Жаль, что тебя нет сейчас здесь, что ты не ощущаешь этих воздушных течений. Они — сама поэзия.
С любовью,
Мэйзи
Лондон, Англия
28 августа 1940
Уважаемые господин или госпожа!
Много лет назад юноша по имени Дэвид Грэм учился в Университете Иллинойса. Он закончил университет в 1913, получив степень в области естественных наук. Я не знаю, состоит ли он в Ассоциации выпускников Университета Иллинойса, но предполагаю, что Вы часто получаете новости от выпускников и ведете записи об их местонахождении с момента выпуска.
Если у Вас есть какие-либо сведения о Дэвиде Грэме, пожалуйста, Вас не затруднит связаться со мной? Вы можете писать мне в Лондон, в отель «Лэнгхэм». Заранее благодарна.
Искренне Ваша,
миссис Элспет Данн
Где-то между Эдинбургом и Лондоном
22 сентября 1916
О, Сью!
Как же трудно было сесть на поезд в этот раз. Это не значит, что когда-либо прежде расставание было легким, но оно особенно тяжело сейчас, когда я знаю, что такое быть в разлуке с тобой.

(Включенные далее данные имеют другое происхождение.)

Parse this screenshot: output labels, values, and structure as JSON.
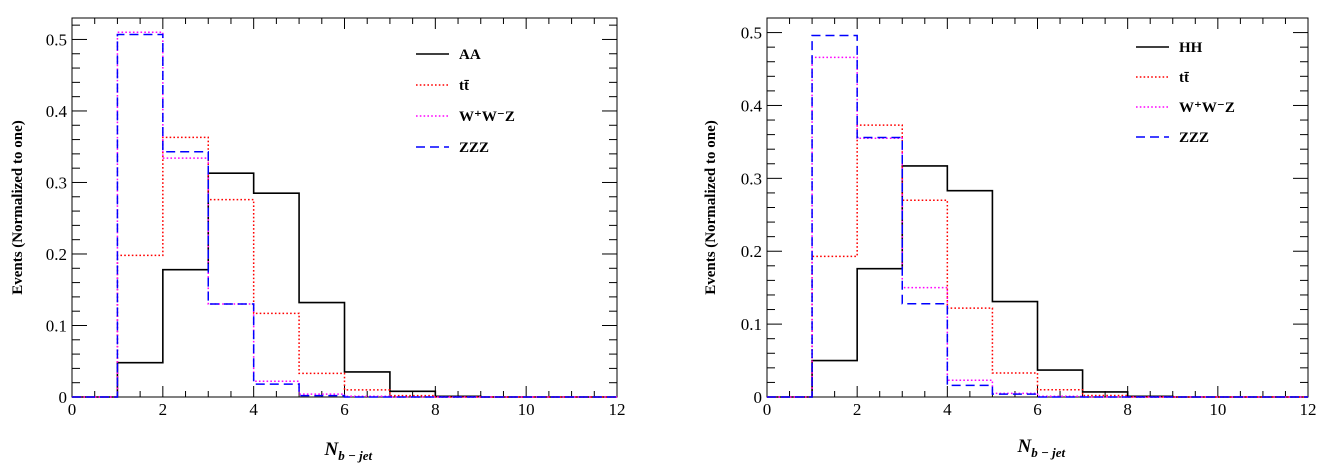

Когда мы расстались в прошлый раз и я сел на поезд, стремясь на судно, которое должно было перевезти меня через пролив, мои мысли были полны тобой, но в то же время я чувствовал предвкушение и неопределенность. В этот раз я смотрю на мелькающие за окном английские пейзажи и думаю только о том, что каждая живая изгородь и каждое пастбище, которые мы проезжаем, разделяют нас еще больше.
Я планирую отправить это письмо до отъезда из Англии, так что могу писать более свободно, чем под бдительным оком цензоров. Не смог сказать это тебе лично, но я начинаю несколько уставать от всего этого. В последнем месте, куда нас назначили, рядом с замком Бильмон, мы были совершенно изнуренными и опустошенными, но, по крайней мере, я ощущал свое участие в войне гораздо больше, чем на других постах. До этого мне казалось, что мы постоянно были либо в пути, либо на отдыхе.
Мы слышим взрывы снарядов, иногда даже видим, как они падают на дорогу, но ближе к линии военных действий не подходим. Мы живем историями, что слышим от «везунчиков». Иногда мне кажется, будто мы бродим вокруг кинотеатра, подслушиваем разговоры выходящих из него зрителей и по этим кусочкам пытаемся понять, о чем был фильм.
В тот раз, когда я бежал вверх по насыпи на помощь раненому санитару на виду у бошей и их пушек, меня захватило знакомое чувство опасности и возбуждения. Я чувствовал себя настолько живым! Как будто я снова карабкался по стене с теми белками. Делать что-то, вместо того, чтобы просто ждать где-то там и смотреть, как это делают другие. Признаюсь, после выхода из госпиталя мне было очень трудно вернуться к обычной работе.
Ты понимаешь, почему я не мог сказать тебе этого, Сью? Ты бы обхватила меня своими удивительно сильными руками и никогда бы не отпустила. Не скажу, что мне бы сильно не понравилось быть в плену у такой тюремщицы, но, как я уже говорил, мне нужно закончить мой год. Мне нужно совершить что-нибудь в своей жизни. Если я не смогу продержаться год, то на что я тогда вообще способен? Ты бы не хотела быть с мужчиной, который ничего не доводит до конца.